セバスティアン・ヴァイグレ指揮 ユリア・ハーゲン(Vc) 読売日本交響楽団 5/26

先週に続けて、ヴァイグレと読響コンビの演奏会を聴く。日曜午後、みなとみらいホールでのオール・ドイツ・プロ。ワーグナー『ニュルンベルクのマイスタージンガー』第1幕への前奏曲、シューマンのチェロ協奏曲、そしてベートーヴェンの交響曲第3番『英雄』という超名曲プロ。
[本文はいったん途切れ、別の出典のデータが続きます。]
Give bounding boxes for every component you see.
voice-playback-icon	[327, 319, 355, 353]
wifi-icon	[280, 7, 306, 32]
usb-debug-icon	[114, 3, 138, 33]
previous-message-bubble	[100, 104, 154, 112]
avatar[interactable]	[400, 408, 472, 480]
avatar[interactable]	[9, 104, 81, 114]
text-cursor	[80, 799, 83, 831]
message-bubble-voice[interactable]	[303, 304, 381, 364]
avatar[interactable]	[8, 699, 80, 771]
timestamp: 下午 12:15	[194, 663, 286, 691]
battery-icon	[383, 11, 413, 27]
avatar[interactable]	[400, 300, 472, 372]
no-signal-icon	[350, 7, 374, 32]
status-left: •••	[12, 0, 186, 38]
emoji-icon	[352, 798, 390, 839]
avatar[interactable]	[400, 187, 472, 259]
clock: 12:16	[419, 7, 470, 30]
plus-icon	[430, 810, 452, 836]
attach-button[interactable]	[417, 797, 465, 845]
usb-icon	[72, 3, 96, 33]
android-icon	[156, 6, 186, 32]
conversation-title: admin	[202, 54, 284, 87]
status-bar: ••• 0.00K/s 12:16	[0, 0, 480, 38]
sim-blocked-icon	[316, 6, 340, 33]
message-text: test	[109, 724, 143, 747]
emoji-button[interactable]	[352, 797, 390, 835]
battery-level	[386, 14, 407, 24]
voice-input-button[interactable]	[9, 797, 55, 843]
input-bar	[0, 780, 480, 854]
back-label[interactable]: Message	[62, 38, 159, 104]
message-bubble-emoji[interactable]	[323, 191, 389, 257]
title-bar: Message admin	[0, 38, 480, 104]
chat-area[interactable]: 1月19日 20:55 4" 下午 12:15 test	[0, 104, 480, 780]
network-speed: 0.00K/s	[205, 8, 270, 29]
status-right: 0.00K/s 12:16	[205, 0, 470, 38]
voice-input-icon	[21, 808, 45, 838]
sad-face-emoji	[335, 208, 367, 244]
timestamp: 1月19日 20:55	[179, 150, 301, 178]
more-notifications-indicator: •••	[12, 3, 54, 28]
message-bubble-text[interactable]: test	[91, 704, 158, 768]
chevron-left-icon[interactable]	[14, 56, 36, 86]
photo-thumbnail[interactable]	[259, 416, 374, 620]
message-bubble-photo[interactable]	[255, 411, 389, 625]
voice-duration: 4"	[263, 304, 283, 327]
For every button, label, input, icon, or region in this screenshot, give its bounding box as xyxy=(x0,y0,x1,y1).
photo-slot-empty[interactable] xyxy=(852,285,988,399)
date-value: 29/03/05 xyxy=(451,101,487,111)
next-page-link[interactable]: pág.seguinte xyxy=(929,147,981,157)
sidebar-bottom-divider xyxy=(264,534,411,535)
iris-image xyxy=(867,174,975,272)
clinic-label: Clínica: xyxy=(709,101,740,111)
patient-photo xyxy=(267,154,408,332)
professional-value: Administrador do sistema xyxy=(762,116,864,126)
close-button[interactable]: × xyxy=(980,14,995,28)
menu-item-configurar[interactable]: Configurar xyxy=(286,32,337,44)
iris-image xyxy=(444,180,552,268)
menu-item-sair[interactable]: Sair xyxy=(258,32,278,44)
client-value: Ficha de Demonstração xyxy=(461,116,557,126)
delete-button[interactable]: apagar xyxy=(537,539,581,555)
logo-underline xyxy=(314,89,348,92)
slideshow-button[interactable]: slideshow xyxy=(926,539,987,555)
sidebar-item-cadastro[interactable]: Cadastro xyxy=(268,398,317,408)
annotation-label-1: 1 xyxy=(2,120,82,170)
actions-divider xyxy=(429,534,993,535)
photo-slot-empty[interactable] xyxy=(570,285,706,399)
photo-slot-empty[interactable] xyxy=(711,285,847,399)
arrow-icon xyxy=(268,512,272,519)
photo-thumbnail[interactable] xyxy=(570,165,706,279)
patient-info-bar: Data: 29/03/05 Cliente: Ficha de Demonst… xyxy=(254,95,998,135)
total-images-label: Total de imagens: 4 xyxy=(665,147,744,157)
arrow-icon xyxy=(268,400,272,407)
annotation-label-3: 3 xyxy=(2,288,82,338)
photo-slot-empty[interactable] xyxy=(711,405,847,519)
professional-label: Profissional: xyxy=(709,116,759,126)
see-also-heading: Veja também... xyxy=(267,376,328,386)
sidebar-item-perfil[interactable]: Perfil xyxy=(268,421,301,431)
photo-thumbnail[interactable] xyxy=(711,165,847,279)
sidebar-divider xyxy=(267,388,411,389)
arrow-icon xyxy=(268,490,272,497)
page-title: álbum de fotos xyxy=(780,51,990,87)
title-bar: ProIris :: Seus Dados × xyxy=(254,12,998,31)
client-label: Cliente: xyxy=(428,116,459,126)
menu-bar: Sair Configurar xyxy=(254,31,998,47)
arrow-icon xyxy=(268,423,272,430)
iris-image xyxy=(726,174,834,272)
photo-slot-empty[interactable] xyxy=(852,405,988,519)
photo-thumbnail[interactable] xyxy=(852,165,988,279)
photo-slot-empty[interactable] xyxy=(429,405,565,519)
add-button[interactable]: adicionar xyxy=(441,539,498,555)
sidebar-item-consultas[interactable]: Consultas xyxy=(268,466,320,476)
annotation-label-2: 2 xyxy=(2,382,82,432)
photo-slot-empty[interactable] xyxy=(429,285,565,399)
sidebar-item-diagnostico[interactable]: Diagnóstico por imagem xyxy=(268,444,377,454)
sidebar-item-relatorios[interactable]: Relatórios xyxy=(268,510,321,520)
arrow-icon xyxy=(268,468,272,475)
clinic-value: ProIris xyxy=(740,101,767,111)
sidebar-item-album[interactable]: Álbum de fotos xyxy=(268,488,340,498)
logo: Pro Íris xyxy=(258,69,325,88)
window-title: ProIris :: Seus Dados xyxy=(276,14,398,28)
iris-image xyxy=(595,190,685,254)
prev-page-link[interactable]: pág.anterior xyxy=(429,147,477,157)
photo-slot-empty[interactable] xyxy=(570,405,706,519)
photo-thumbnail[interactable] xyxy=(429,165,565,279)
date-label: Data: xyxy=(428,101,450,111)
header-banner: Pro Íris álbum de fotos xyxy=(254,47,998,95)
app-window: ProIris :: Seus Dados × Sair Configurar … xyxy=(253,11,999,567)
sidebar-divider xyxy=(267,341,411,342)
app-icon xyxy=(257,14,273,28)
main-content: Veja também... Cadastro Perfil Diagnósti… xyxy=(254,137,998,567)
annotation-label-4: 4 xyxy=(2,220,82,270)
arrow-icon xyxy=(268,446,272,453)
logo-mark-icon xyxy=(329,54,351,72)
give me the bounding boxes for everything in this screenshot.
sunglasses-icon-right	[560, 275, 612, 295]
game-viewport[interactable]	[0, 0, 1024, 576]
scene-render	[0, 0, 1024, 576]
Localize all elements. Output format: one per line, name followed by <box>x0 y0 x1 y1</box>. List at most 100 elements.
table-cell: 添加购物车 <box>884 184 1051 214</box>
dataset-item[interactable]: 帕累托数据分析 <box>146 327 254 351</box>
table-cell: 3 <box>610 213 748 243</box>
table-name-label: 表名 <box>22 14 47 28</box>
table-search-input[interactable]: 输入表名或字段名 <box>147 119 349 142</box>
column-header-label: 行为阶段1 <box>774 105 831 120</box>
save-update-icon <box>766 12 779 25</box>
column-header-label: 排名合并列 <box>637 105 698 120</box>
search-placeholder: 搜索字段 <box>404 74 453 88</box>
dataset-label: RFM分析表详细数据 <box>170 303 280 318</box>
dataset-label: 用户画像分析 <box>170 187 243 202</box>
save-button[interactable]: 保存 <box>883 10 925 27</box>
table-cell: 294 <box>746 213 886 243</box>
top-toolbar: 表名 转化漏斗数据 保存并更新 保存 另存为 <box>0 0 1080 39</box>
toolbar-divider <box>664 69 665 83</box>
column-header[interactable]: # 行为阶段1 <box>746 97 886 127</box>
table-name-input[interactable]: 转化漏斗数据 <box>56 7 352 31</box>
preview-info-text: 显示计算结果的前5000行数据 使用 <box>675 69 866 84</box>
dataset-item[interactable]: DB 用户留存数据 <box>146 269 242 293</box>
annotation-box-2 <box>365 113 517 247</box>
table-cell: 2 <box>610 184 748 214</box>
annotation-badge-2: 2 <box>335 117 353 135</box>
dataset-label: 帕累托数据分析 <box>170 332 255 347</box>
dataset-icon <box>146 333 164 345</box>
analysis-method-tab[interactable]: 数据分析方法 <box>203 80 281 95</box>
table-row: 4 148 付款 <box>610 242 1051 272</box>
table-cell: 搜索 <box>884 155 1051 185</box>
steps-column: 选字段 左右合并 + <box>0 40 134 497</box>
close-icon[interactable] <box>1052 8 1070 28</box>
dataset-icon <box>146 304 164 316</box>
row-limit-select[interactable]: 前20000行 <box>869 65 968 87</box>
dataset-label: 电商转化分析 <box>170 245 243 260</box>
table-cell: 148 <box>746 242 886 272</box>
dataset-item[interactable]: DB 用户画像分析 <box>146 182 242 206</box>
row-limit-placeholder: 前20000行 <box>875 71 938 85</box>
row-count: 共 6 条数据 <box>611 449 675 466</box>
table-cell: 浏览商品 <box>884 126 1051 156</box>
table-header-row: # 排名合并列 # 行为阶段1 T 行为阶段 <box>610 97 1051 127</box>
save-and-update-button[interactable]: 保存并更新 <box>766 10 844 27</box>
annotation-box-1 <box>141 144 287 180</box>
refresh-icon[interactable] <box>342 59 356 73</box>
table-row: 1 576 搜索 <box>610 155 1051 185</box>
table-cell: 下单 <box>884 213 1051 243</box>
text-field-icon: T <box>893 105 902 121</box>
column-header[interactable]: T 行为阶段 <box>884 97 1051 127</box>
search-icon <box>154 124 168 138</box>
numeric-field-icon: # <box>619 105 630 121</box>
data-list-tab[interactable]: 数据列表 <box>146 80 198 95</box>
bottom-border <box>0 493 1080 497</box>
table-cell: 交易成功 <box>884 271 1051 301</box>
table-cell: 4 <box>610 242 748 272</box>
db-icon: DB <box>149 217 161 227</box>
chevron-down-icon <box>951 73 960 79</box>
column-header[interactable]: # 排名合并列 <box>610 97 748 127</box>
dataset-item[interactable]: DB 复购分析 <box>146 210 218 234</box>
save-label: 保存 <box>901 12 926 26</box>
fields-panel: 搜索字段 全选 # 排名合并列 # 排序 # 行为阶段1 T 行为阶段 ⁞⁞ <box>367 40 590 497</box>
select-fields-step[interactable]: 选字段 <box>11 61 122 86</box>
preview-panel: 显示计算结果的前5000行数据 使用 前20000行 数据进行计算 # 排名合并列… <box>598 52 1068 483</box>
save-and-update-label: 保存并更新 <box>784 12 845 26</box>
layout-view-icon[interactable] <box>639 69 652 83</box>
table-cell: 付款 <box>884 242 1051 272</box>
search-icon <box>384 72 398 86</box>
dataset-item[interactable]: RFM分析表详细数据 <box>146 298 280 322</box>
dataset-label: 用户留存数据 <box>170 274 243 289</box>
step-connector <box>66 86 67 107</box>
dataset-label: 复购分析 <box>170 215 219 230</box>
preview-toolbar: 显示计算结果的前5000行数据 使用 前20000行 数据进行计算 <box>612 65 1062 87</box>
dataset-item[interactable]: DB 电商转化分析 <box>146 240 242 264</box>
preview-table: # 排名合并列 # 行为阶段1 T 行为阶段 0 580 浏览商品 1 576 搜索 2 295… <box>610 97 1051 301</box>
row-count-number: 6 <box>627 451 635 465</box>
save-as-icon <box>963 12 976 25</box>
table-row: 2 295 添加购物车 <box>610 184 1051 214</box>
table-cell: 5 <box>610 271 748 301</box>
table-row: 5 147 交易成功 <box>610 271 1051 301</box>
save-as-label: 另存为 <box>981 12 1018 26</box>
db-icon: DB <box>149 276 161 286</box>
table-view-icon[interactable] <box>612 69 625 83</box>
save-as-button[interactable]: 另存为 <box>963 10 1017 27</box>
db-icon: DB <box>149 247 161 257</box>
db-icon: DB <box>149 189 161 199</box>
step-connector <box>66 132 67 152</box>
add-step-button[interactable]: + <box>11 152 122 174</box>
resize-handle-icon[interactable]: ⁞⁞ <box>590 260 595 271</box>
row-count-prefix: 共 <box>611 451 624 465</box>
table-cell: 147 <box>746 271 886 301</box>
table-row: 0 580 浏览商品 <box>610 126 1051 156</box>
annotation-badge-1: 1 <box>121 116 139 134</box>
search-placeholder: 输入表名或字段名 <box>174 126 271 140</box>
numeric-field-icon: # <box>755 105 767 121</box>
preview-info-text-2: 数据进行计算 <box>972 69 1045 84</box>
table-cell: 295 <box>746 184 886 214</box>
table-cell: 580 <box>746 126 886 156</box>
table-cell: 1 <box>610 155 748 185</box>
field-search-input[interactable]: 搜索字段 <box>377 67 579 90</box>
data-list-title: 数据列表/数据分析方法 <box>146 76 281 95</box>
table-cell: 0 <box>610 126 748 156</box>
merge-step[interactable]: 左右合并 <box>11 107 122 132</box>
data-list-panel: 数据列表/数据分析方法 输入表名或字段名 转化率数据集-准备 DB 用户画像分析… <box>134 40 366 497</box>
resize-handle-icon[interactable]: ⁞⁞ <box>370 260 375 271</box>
ちょっとひねりがなさすぎる感じもするが、常任指揮者就任の景気づけ?といくことでよしとして聴きにいく。

ヴァイグレの音楽に関しては、先週も記したが、とにかく以前の東京・春・音楽祭の『マイスタージンガー』の生真面目で遊ばない演奏がトラウマになっていているのだが、きょう冒頭の『マイスタージンガー』前奏曲では、正直その時の記憶が蘇ってきてしまった。よく言えば超堅実なのだが、まさに歌劇場のワーグナーという感じで、楽劇本体の序奏のような趣。とにかくどんどん進んで、溜めもへったくれもなく、「推進力」という一語に尽きる印象。あんまり面白くない。そして、強烈な眠気に襲われた。

続くシューマンのコンチェルトでも残念ながら眠気が持続。ユリア・ハーゲンという若手女流奏者のソロも、正直あまり特色を感じず、強いて言えば繊細な雰囲気はあったものの、チェロ特有の憂愁があまり香らない。この間エルガーのコンチェルトを聴いた宮田大の美音、骨太なソロとどうしても比べてしまい、気持ちも乗らず。オケ含め、あまり印象に残らなかった。アンコールにバッハの無伴奏第1組曲からサラバンド。

休憩を挟んでベートーヴェン。編成はギュッと絞られるが、解釈は超オーソドックス。古楽の影響は微塵もなく、ベーレンライター版も採らず。1テンポも中庸~やや速め。決して悪い演奏ではなく、読響元来の機能性も生きているが、とにかく1~2楽章はあまりにも正統派の解釈でひたひたと進むので、「立派だなぁ」以外の感想を特段持てず、時折意識が遠のいた。

第3楽章で一転推進力を取り戻し、フィナーレは結構遊んでいた。変奏曲の主題が弦楽の四重奏で演奏されていたのは、スコアの指示なのだろうか?初めて聴いた気がする。そのあとも、突然旋律をピアノで繰り出したり、新奇な遊びを繰り広げ、荒々しく弦が弓を跳ばしザクザク弾くような部分もあり、やはりこういうのを聴くと純粋に楽しくなってくる。堂々と終曲。

なんとなく、立ち姿など、ティーレマンを彷彿とさせる部分があるが、ティーレマンのような恣意性がなく、正攻法を地で行く解釈。悪く言えば、一本調子で生真面目な感じがあり、下手をすれば本当につまらない演奏を延々と繰り出してしまうのでは、という危惧も抱く。個人的な好みとしては、もっともっと遊んでほしい。そうでなく正攻法で行くのなら、もっとオケの響きの構造を、ヴァィグレの志向するものへと変えて行ってほしい。今後に期待。